Da allora, in Africa ci chiamano fratelli. Anche quelli islamici.
Quando leggono le sentenze, tutto il popolo che fremeva d'indignazione, di voglia di vendetta verso Moggi e tutte le altre squadre, avversarie della propria, ha un soprassalto d'incredulità.
Va bene la radiazione di Moggi perché se la merita, così impara a fare l'Allodi del terzo millennio, va bene la squalifica a Galliani che ormai sta sulle palle anche a Berlusconi, van bene le penalizzazioni alle squadre anche se ognuno considera esagerata quella della propria.
Ma ci sono due "ma".
Il primo è che assolvono tutti gli arbitri ad eccezione di De Santis, che è insalvabile perché ha tentato di mettersi in proprio.
Il popolo non capisce. Se gli arbitri sono assolti, i segnalinee pure, quello del tempo addizionale pure, ma Moggi cosa controllava?
Il tentativo di dirottare i sospetti sugli speaker delle formazioni fallisce nonostante sessanta ore di diretta del network di Telelombardia e venti edizioni speciali del Giorno e di Tele Gold 7.
Comincia a diffondersi un po' di sano scetticismo latino, e quelli che proclamavano Rossi l'uomo del secolo vengono sommessamente contestati.
L'altro "ma" divide gli italiani. Nel senso che godono solo quelli della tribuna rossa dell'Inter, la loro curva, oscar mondiale di indegnità sportiva, la redazione della Gazzetta riunita in conclave con Mieli e collaboratori, e la redazione sportiva della Rai.
Tutti gli altri sono inferociti e cominciano a dubitare apertamente del santino Rossi.
Cosa c'entra lo scudetto all'Inter, che sul campo ha rimediato un girone di ritardo dalla Juve?
E perché non la Roma?
Ma non è che Rossi, ex consigliere dell'Inter, ha esagerato nei favori e nelle vendette?
Il sentore delle puzzette si allarga anche oltre confine grazie al testimonial Materazzi.

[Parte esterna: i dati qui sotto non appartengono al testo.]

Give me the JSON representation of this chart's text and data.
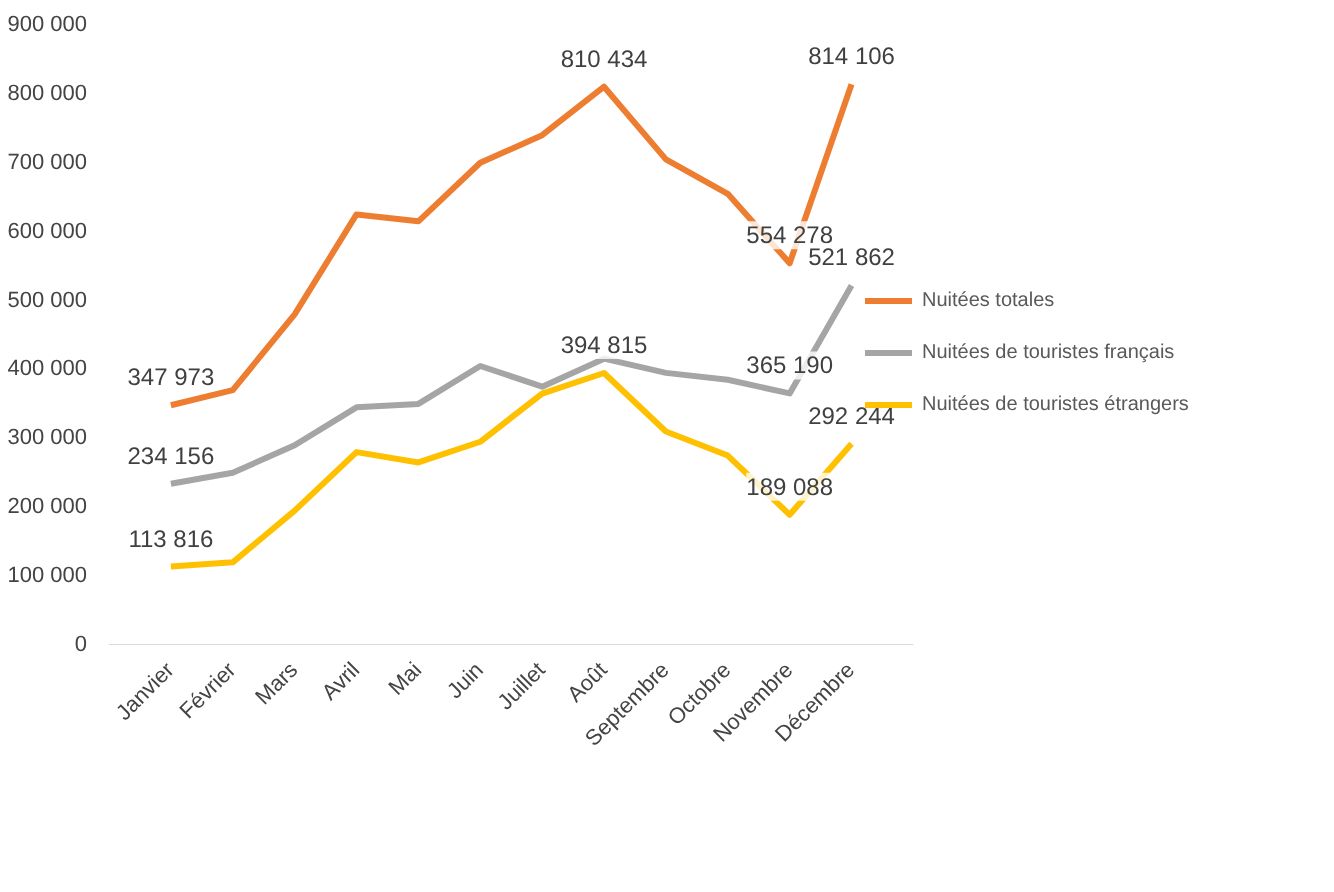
{
  "chart_data": {
    "type": "line",
    "categories": [
      "Janvier",
      "Février",
      "Mars",
      "Avril",
      "Mai",
      "Juin",
      "Juillet",
      "Août",
      "Septembre",
      "Octobre",
      "Novembre",
      "Décembre"
    ],
    "ylim": [
      0,
      900000
    ],
    "yticks": [
      {
        "value": 0,
        "label": "0"
      },
      {
        "value": 100000,
        "label": "100 000"
      },
      {
        "value": 200000,
        "label": "200 000"
      },
      {
        "value": 300000,
        "label": "300 000"
      },
      {
        "value": 400000,
        "label": "400 000"
      },
      {
        "value": 500000,
        "label": "500 000"
      },
      {
        "value": 600000,
        "label": "600 000"
      },
      {
        "value": 700000,
        "label": "700 000"
      },
      {
        "value": 800000,
        "label": "800 000"
      },
      {
        "value": 900000,
        "label": "900 000"
      }
    ],
    "grid": false,
    "legend": "right",
    "marker": "none",
    "line_style": "solid",
    "series": [
      {
        "name": "Nuitées totales",
        "color": "#ed7d31",
        "values": [
          347973,
          370000,
          480000,
          625000,
          615000,
          700000,
          740000,
          810434,
          705000,
          655000,
          554278,
          814106
        ],
        "value_labels": [
          "347 973",
          null,
          null,
          null,
          null,
          null,
          null,
          "810 434",
          null,
          null,
          "554 278",
          "814 106"
        ]
      },
      {
        "name": "Nuitées de touristes français",
        "color": "#a5a5a5",
        "values": [
          234156,
          250000,
          290000,
          345000,
          350000,
          405000,
          375000,
          415619,
          395000,
          385000,
          365190,
          521862
        ],
        "value_labels": [
          "234 156",
          null,
          null,
          null,
          null,
          null,
          null,
          null,
          null,
          null,
          "365 190",
          "521 862"
        ]
      },
      {
        "name": "Nuitées de touristes étrangers",
        "color": "#ffc000",
        "values": [
          113816,
          120000,
          195000,
          280000,
          265000,
          295000,
          365000,
          394815,
          310000,
          275000,
          189088,
          292244
        ],
        "value_labels": [
          "113 816",
          null,
          null,
          null,
          null,
          null,
          null,
          "394 815",
          null,
          null,
          "189 088",
          "292 244"
        ]
      }
    ]
  }
}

Il nostro si eclissa per qualche settimana, perché sta riscrivendo il calcio, mentre il suo profeta Donadoni, nuovo commissario tecnico al posto del campione del mondo Lippi, sbaglia formazioni, perde partite in giro per l'Europa in quantità industriale.
E dopo arriva l'equinozio d'autunno.
Gli italiani, quasi tutti, meno quelli dello scudetto politico, si rendono conto che il teatrino è finito come sempre a tarallucci e vino.
Rossi si dimette, nauseato del mondo del calcio.
Anche i suoi collaboratori si dimettono nauseati.
Sembra non abbiano fatto in tempo a staccare fattura per gli onorari e vanno dicendo in giro che loro hanno lavorato gratis.
Anche il metronomo Albertini, che però ci lascia in eredità Donadoni.
Il Coni ricomincia a tessere le tele del potere romano.
La ministra Melandri decide che i diritti televisivi saranno eguali per tutte le squadre di A e B, così preparando una nuova estate di fuoco, ma fidando sul fatto che nel 2007 sarà tornata a fare la segretaria di sezione del partito democratico.
Comincia a piovere, l'umidità ci accompagnerà sino a maggio.
Di nuovo c'è solo che Tronchetti è entrato in crisi con i suoi padrini politici e che sta venendo a galla una strana storia di spionaggio telefonico, pagato dal probo Moratti ai danni di Moggi e De Santis.
Ma di questo parleremo a Natale, se non arriverà nel frattempo un treno di sabbia.
Perché in quei giorni saremo tutti tanto, tanto, tanto buoni.